I want an equal partner—
one who has opinions, will debate with me, challenge me and question me, is unique and independent and can fend for herself.
Don’t misunderstand me.
I will fight for the one I love and move worlds for her, but I don’t want that to be the constant expectation. I want my partner to do the same for me.
Many relationships have one member that tends to dominate the relationship. The other member just goes with the flow, never questioning anything or self-advocating.
Those of us who are dominant in a relationship can unintentionally affect the self-esteem of our partners. Our partners become more dependent upon us and they aim to please us when they should be making sure their needs are met.
They cling onto us and make it difficult for us to have space when we need it. They rely on us for everything.
We inadvertently stunt their growth. We do them more harm than good even if they are willing to accept it.
That is not healthy.
I was a dominator in a relationship once. This girl used to giggle at everything I said. I’m light hearted, but passionate. I make jokes but not all my jokes are funny, yet she laughed away at all of them. When we tried to make plans, her response was always, “whatever you want.” If I wanted to get my kicks that night robbing a bank, I think she may have been on board.
Sure, it might sound great to call all the shots, but I want a girl who knows what she wants.
She must be up for convincing me that her plans are better or at least equal to mine. I want her to advocate for her needs. Even if I am not as interested as she is in something, if she is confident, I will give her experience a chance.
I am fair and kind, and will give my partners room for individuality and do things with them that make them happy even if it’s something that I may not want to do.
Nothing is more attractive than when our partners know what they want and how to express it. They do not act clueless. They act confident. They are not scared to speak their minds and communicate with us.
We may disagree, but the more strongly we debate and discuss issues, the more it shows we care.
I’m ashamed to admit that I’ve also been the dominated one in a relationship. I always went out of my way to make things easier for my partner. We focused solely on her needs. At the end of the day I would feel drained and lonely even though I had a partner because we shared nothing mutual during our interactions together. It was all about her and doing what she wanted and getting her things done for the day.
I want a partner that has her sh*t together.

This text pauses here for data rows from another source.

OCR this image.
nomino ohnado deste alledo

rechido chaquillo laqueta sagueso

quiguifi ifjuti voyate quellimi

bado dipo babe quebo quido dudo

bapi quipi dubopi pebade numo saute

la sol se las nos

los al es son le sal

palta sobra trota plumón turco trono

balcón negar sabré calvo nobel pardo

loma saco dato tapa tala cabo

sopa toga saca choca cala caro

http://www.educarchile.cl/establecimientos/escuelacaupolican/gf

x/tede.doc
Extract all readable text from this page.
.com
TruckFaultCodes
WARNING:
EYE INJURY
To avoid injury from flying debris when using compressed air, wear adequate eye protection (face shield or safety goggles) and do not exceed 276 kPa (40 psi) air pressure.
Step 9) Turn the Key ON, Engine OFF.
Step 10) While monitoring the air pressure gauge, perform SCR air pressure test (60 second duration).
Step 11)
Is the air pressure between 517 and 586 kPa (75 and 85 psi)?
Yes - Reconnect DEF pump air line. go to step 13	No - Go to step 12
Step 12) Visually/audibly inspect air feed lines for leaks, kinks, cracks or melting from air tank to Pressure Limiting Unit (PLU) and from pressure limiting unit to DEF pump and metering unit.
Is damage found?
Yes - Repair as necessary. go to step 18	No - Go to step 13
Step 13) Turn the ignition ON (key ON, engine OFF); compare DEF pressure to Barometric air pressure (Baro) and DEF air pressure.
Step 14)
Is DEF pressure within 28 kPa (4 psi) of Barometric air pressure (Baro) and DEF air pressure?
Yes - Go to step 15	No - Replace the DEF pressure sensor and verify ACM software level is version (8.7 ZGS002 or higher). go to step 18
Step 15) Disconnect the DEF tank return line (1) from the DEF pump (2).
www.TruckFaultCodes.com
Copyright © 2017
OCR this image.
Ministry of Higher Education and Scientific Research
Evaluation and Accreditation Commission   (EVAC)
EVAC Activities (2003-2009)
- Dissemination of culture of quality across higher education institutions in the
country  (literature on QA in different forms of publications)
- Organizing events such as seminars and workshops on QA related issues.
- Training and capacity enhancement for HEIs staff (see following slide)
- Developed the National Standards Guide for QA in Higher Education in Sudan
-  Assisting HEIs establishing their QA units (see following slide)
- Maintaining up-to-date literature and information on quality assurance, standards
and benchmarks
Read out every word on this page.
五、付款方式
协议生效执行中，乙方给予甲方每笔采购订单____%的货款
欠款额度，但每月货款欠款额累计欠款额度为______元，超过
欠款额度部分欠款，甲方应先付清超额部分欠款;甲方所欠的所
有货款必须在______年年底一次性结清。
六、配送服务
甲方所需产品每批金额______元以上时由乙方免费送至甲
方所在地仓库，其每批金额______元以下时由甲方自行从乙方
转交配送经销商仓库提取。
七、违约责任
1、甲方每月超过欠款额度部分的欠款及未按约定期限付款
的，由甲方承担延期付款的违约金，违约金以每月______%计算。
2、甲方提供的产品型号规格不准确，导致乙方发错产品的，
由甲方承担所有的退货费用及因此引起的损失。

She knows what she wants and where she’s going. She is secure in her feelings for me and my feelings for her. I want us both to matter to each other and for both of our needs to be mutually and respectfully met. I want us to be open, honest and direct with each other.
I want to be able to work through problems together instead of ending the conversation simply when one of us is content with the outcome or the other is willing to concede. We both should be happy when all is said and done.
We should push each other. We should root for each other. We should not hold each other back from our life goals.
Our feelings should be on the same page. One person should not be ahead of or behind the other in this department. We should move together, at a pace we are both comfortable with. Love with each other, not for each other.
I want my partner to share her innermost desires with me as equally as I share mine with her. I want to walk next to my partner, not in front of her or behind her. I want to be treated and feel like we are equal in all aspects of our relationship.
If we are not, I’m willing to work on it together. Something draws us to our partner. We should not give up so easily. But if we just can’t seem to get on the same page than fate is telling us we are not meant to be.
Let’s not give in to our partners so easily because we are afraid to be alone. Let’s take a risk and put all of ourselves out there.
For many of us, it might take a lot of kissing frogs before we find our match, but if we’re afraid to be ourselves, we may never find them.